Supramolecular delivery systems for polyphenols: A green approach to predict in vivo permeability through an in vitro setup

Maddalena Sguizzato; Federica Agosta; Antonella Ciancetta; Mario Grassi; Rita Cortesi; Massimiliano Pio di Cagno

doi:10.1016/j.ijpharm.2025.125170

Supramolecular delivery systems for polyphenols: A green approach to predict in vivo permeability through an in vitro setup

Int J Pharm. 2025 Jan 3:670:125170. doi: 10.1016/j.ijpharm.2025.125170. Online ahead of print.

Authors

Maddalena Sguizzato¹, Federica Agosta², Antonella Ciancetta², Mario Grassi³, Rita Cortesi², Massimiliano Pio di Cagno⁴

Affiliations

¹ Department of Chemical, Pharmaceutical and Agricultural Sciences, University of Ferrara, Via Luigi Borsari, 46, 44121 Ferrara, Italy.

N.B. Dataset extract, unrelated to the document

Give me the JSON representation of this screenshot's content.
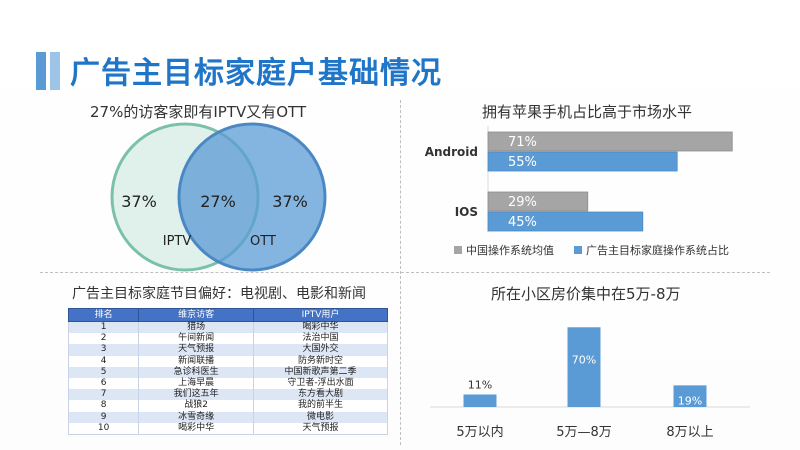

Electronic address: [email protected].
² Department of Chemical, Pharmaceutical and Agricultural Sciences, University of Ferrara, Via Luigi Borsari, 46, 44121 Ferrara, Italy.
³ Department of Engineering and Architecture, University of Trieste, Via Alfonso Valerio, 6/1, 34127 Trieste, Italy.
⁴ Department of Chemical and Pharmaceutical Sciences, University of Trieste, Via Alfonso Valerio, 6/1, 34127 Trieste, Italy; Department of Pharmacy, Faculty of Mathematics and Natural Sciences, University of Oslo, Sem Saelands vei 3, 0371 Oslo, Norway.

PMID: 39756599
DOI: 10.1016/j.ijpharm.2025.125170

Abstract

The use of in vitro markers able to reproduce the in vivo permeability and diffusivity of orally administered drugs, could represent an innovative starting point for the formulation of delivery systems, in particular for low soluble and low permeable drugs belonging to BCS class II and IV. Considering the great interest in the green pharmaceutical approaches and the increasing use of natural molecules as novel therapeutic drugs, in this study, rutin, hesperidin and curcumin have been selected as lipophilic model drugs to investigate their possible enhancement of their permeability and bioavailability after oral administration. As the low solubility of the three drugs hinders their application, β-cyclodextrins (CD), amphiphilic natural moieties able to form stable inclusion complexes, have been considered to promote their solubilization. Notably, hydroxypropyl-β-CD (HPBCD) and methyl-β-CD (MBCD), have been selected and the formation of the inclusion complexes with a stoichiometric ratio of 1:1 has been detected through phase-solubility studies and rationalized via docking calculations, revealing a strong complexation and an increased hydrophilicity of the systems. The diffusion experiments performed through the novel UV-Vis localized spectroscopy method confirmed a the extremely high stability of the CD-drugs complexes, especially in the cease of curcumin, which makes this as the predominant chemical specie to diffuse and permeates. The PermeaPad® plate, an in vitro cell-free assay, allowed to investigate the permeability behavior of the drugs, demonstrated that the type of β-cyclodextrins can influence the permeability through the biomimetic membrane, reflecting the effect of the unstirred water layer (UWL). Moreover, in the case of curcumin, the spectroscopic-mathematical approach suggested the formation of nano-supramolecular systems, detected by DLS, supporting the precision of the fitting model.

Keywords: Computational modelling; Cyclodextrins; Diffusivity; Inclusion complexes; Natural molecules; PermeaPad®; Permeability; Polyphenols.